Condensate makes up roughly half of the total daily oil production in Eagle Ford (~1.5 million barrels) and as output in South Texas continues to increase, the inability of domestic refineries to handle ultralight oil is becoming a cause for concern.
U.S. refineries are setup well for processing heavier grades of crude from Canada and South America but they have limited capacity to take on the light sweet crudes coming out of domestic shale plays. Approval of condensate exports is significant because it would allow producers to unload their product on international markets without violating the nearly 40-year-old crude export ban.
Even with the United States’ supply of light sweet oil building up, the industry-wide export of condensate has not yet gotten into full swing. Though eager to fetch higher prices internationally, many companies have asked for classification rulings from the Commerce Department’s Bureau of Industry and Security before shipping their product overseas to ensure that it doesn’t violate U.S. trade laws.

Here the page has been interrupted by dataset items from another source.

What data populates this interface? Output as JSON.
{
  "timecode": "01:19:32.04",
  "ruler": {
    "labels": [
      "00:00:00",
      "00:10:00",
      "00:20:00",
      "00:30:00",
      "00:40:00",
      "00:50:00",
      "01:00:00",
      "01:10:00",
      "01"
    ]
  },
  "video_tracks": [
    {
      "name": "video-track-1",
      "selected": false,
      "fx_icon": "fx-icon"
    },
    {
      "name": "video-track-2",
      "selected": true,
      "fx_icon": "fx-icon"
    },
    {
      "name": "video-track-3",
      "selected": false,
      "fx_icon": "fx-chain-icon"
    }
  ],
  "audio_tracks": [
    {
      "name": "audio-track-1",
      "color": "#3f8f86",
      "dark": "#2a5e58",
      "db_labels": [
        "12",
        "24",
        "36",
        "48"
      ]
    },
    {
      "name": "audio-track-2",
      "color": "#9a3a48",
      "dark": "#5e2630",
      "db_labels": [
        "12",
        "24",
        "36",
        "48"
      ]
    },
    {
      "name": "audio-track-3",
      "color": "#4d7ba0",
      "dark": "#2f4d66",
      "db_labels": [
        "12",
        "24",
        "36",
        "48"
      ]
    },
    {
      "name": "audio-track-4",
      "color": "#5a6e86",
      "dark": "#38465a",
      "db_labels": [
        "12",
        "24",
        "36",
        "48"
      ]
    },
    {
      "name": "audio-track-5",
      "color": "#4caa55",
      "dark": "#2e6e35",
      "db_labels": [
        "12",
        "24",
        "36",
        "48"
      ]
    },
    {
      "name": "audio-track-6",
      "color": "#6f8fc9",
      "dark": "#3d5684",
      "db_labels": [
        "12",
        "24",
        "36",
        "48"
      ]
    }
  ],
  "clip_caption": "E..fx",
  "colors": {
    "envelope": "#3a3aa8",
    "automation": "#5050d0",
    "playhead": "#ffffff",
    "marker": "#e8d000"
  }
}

Many of these requests have stalled amid political concern that allowing condensate exports would mean having to make changes to U.S. trade policies, which currently only allow the exportation of refined products such as gasoline and diesel.
Still, producers have continued to voice their support for expanding exports, stating that insufficient refining capacity coupled with high output from shale plays will eventually result in a surplus, which could potentially bring down domestic crude prices to a point where production in the Midwest and South Texas will no longer be economical.